Danny’s gaze drifted over to the building opposite the café, an elegant Spanish colonial with balconies that overlooked the avenue below. A wan halfsmile spread across his weary face. “It was a hell of a job we pulled in there, wasn’t it? When was that —’81, ’82?”

“’83,” I replied, a smile tugging at my lips as well.

“’83, of course it was! Bloody hell, seven of them, all at once —that’s not something that you soon forget. And the fight they put up —it’s amazing we got out of there alive! I remember the last of them was so coked up, he laughed and laughed as, one after another, all his mates went down. When all was said and done, I was so exhausted I thought I might collapse, and Ana had to shower for an hour to get the blood out of her hair.”
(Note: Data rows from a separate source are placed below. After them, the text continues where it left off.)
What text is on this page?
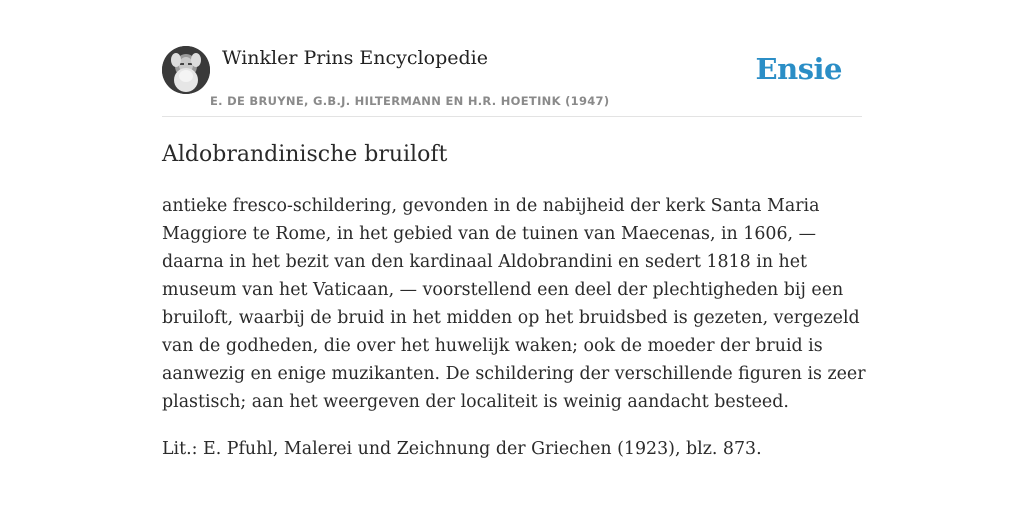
Winkler Prins Encyclopedie
E. DE BRUYNE, G.B.J. HILTERMANN EN H.R. HOETINK (1947)
Ensie
Aldobrandinische bruiloft

antieke fresco-schildering, gevonden in de nabijheid der kerk Santa Maria Maggiore te Rome, in het gebied van de tuinen van Maecenas, in 1606, — daarna in het bezit van den kardinaal Aldobrandini en sedert 1818 in het museum van het Vaticaan, — voorstellend een deel der plechtigheden bij een bruiloft, waarbij de bruid in het midden op het bruidsbed is gezeten, vergezeld van de godheden, die over het huwelijk waken; ook de moeder der bruid is aanwezig en enige muzikanten. De schildering der verschillende figuren is zeer plastisch; aan het weergeven der localiteit is weinig aandacht besteed.

Lit.: E. Pfuhl, Malerei und Zeichnung der Griechen (1923), blz. 873.
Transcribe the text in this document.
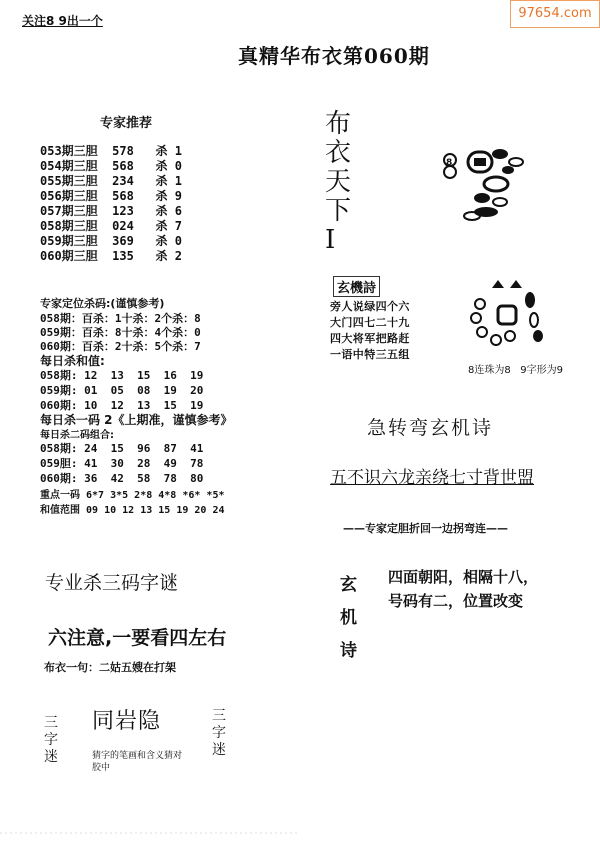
97654.com
关注8 9出一个
真精华布衣第060期
专家推荐
053期三胆 578 杀 1
054期三胆 568 杀 0
055期三胆 234 杀 1
056期三胆 568 杀 9
057期三胆 123 杀 6
058期三胆 024 杀 7
059期三胆 369 杀 0
060期三胆 135 杀 2
专家定位杀码:(谨慎参考)
058期：百杀：1十杀：2个杀：8
059期：百杀：8十杀：4个杀：0
060期：百杀：2十杀：5个杀：7
每日杀和值:
058期: 12  13  15  16  19
059期: 01  05  08  19  20
060期: 10  12  13  15  19
每日杀一码 2《上期准，谨慎参考》
每日杀二码组合:
058期: 24  15  96  87  41
059胆: 41  30  28  49  78
060期: 36  42  58  78  80
重点一码 6*7 3*5 2*8 4*8 *6* *5*
和值范围 09 10 12 13 15 19 20 24
布
衣
天
下
I
8
玄機詩
旁人说绿四个六
大门四七二十九
四大将军把路赶
一语中特三五组
8连珠为8   9字形为9
急转弯玄机诗
五不识六龙亲绕七寸背世盟
——专家定胆折回一边拐弯连——
玄
机
诗
四面朝阳，相隔十八，
号码有二，位置改变
专业杀三码字谜
六注意,一要看四左右
布衣一句：二姑五嫂在打架
三
字
迷
三
字
迷
同岩隐
猜字的笔画和含义猜对胶中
“I still remember the look on Lily’s face when she found out I’d pulled it off —she thought for sure they’d send me packing. Of course, she had no idea I had help.”

“We were thick as thieves back then, Sam. Where did we go wrong?”

I shrugged and shook my head. “Thieves steal, Danny. That’s where we went wrong.”

As soon as I said it, I regretted it, but Danny didn’t bristle. And at that moment, the waitress returned, carrying a steaming plate of tortilla-like flatbreads piled high with meat and cheese. She set the plate in front of me, and addressed Danny in Spanish too fast for me to follow.

“Sorry, love,” he said to her, rising from his seat, “I can’t stop.” And then, to me, so earnestly it broke my heart: “Thanks for coming, Sam. It was good to see you.”

He turned and left, then, his shoulders hunched against the mountain chill, his hands stuffed into his pockets. He set out in a diagonal across the street, heading back toward the plaza. I just sat and watched him go. I wanted to call to him, to tell him that I’d help, but I didn’t. I was too angry, I guess. Too afraid. Eventually, I lost sight of him within the crowded square, so I sat and stared at nothing.

And then, as one, a thousand crows took flight and followed.